The expected return of the winds led to the re-imposition of the Red Flag Parking Restriction Program, according to Los Angeles Fire Department spokeswoman Margaret Stewart, who warned that illegally parked vehicles will be towed.
Motorists should look for “No Parking” signs posted in the Very High Fire Hazard Severity Zones. For a map of those zones, go to www.lafd.org./news/woolsey-fire.
The Los Angeles City Fire Department sent more than 25 fire companies to battle the Woolsey Fire, Stewart said. The U.S. Forest Service has dispatched two crews numbering 32 people to assist, according to the department.
Orange County Fire Authority officials say they have sent 20 engines to assist with the fires, and firefighters have come in from off time to ensure that every OCFA fire station is adequately staffed.
Crews from other agencies, including Arizona, were also assisting in battling the massive blaze, helping to evacuate residents and providing traffic control.
The Federal Aviation Administration sent a tweet reminding drone operators that they could face severe civil penalties and potential criminal prosecution for flying drones over fire areas.
Meanwhile, firefighters made progress on the much smaller Hill Fire north of Malibu and south of Simi Valley. That wildfire, which has consumed about 4,500 acres and destroyed two structures, was 80 percent contained.
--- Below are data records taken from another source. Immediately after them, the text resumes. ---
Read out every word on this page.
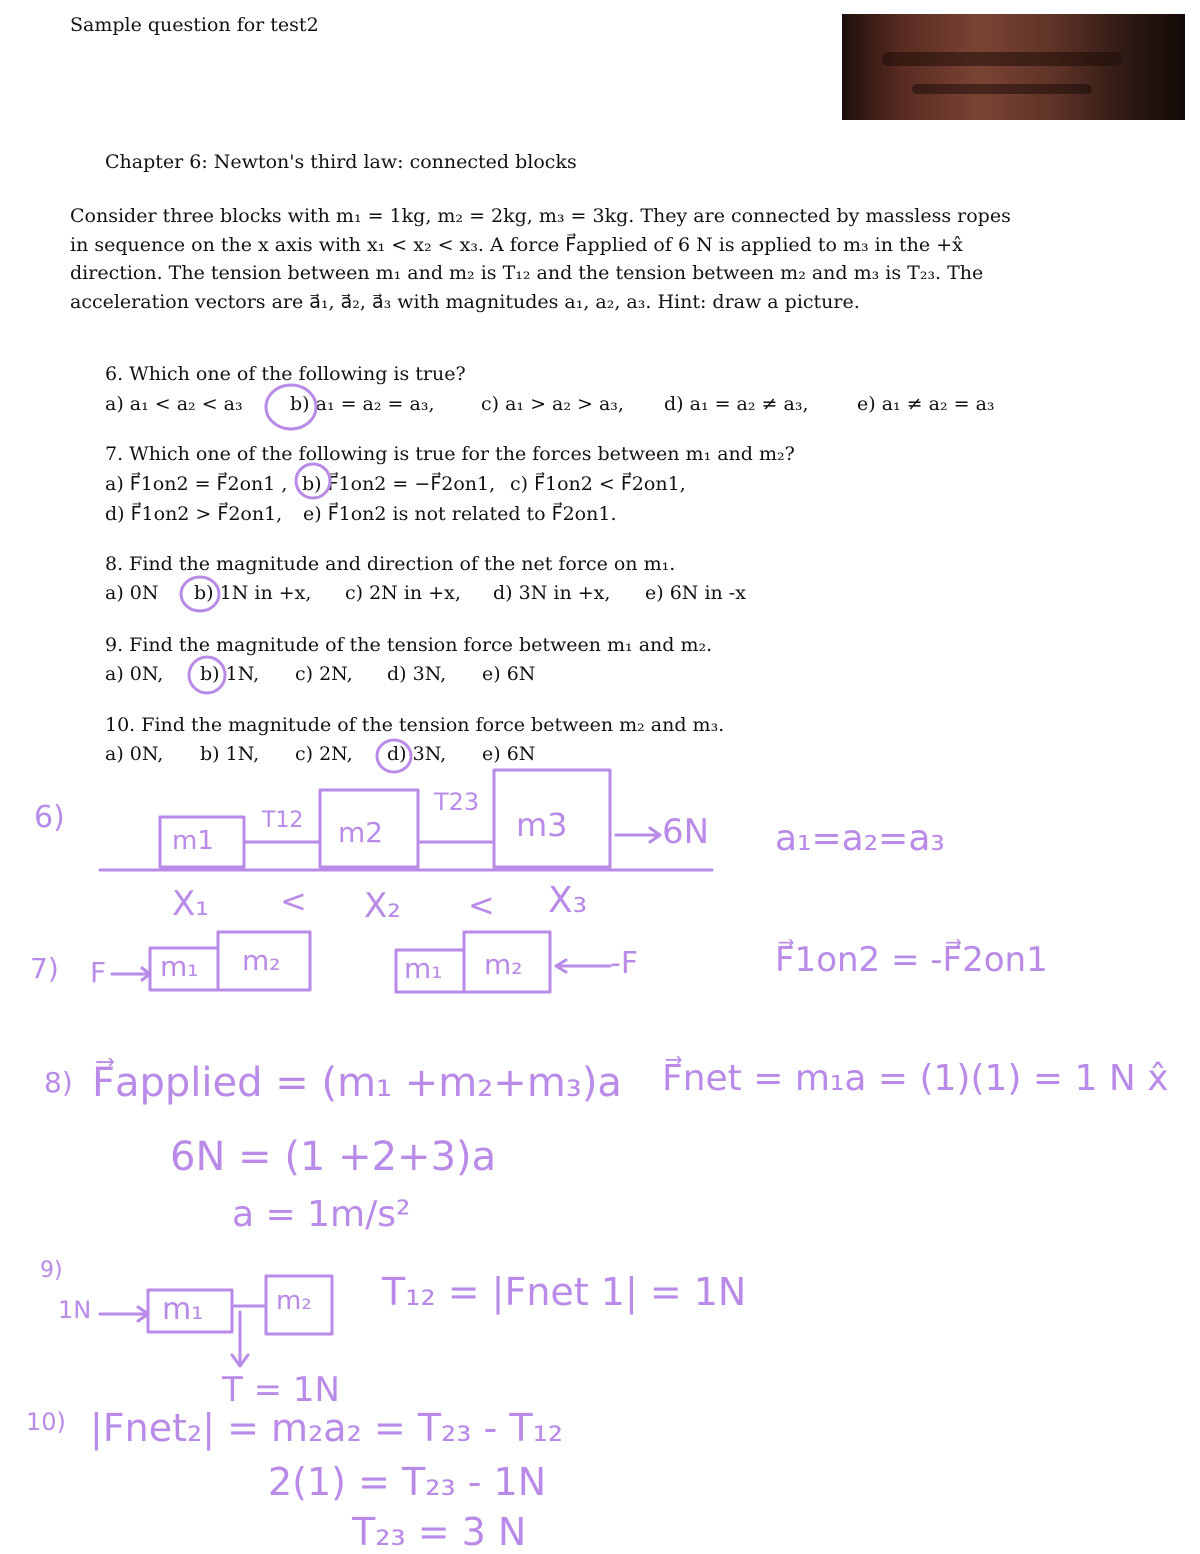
Sample question for test2
Chapter 6: Newton's third law: connected blocks
Consider three blocks with m₁ = 1kg, m₂ = 2kg, m₃ = 3kg. They are connected by massless ropes
in sequence on the x axis with x₁ < x₂ < x₃. A force F⃗applied of 6 N is applied to m₃ in the +x̂
direction. The tension between m₁ and m₂ is T₁₂ and the tension between m₂ and m₃ is T₂₃. The
acceleration vectors are a⃗₁, a⃗₂, a⃗₃ with magnitudes a₁, a₂, a₃. Hint: draw a picture.
6. Which one of the following is true?
a) a₁ < a₂ < a₃ b) a₁ = a₂ = a₃, c) a₁ > a₂ > a₃, d) a₁ = a₂ ≠ a₃,	e) a₁ ≠ a₂ = a₃
7. Which one of the following is true for the forces between m₁ and m₂?
a) F⃗1on2 = F⃗2on1 , b) F⃗1on2 = −F⃗2on1, c) F⃗1on2 < F⃗2on1,
d) F⃗1on2 > F⃗2on1, e) F⃗1on2 is not related to F⃗2on1.
8. Find the magnitude and direction of the net force on m₁.
a) 0N b) 1N in +x, c) 2N in +x, d) 3N in +x, e) 6N in -x
9. Find the magnitude of the tension force between m₁ and m₂.
a) 0N, b) 1N, c) 2N, d) 3N, e) 6N
10. Find the magnitude of the tension force between m₂ and m₃.
a) 0N, b) 1N, c) 2N, d) 3N, e) 6N
6)
m1
T12 m2
T23
m3	6N a₁=a₂=a₃
X₁ < X₂ < X₃
7) F m₁ m₂	m₁ m₂	-F	F⃗1on2 = -F⃗2on1
8) F⃗applied = (m₁ +m₂+m₃)a F⃗net = m₁a = (1)(1) = 1 N x̂
6N = (1 +2+3)a
a = 1m/s²
9)
1N m₁	m₂ T₁₂ = |Fnet 1| = 1N
T = 1N
10) |Fnet₂| = m₂a₂ = T₂₃ - T₁₂
2(1) = T₂₃ - 1N
T₂₃ = 3 N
No civilians or firefighters were killed or injured and full containment was expected Wednesday.
Governor Jerry Brown, responding to the Southern California fires and the Camp Fire in Northern California that has burned more than 100,000 acres and killed at least 29 people, announced Sunday he is requesting a “major disaster declaration” from President Trump, in addition to an earlier emergency declaration signed by Trump that will provide federal funds to aid firefighters.
Approval of such a declaration would provide funding to support housing, counseling, crisis management and infrastructure recovery efforts.
Trump tweeted Monday morning, “The California Fire Fighters, FEMA and First Responders are amazing and very brave. Thank you and God Bless you all!”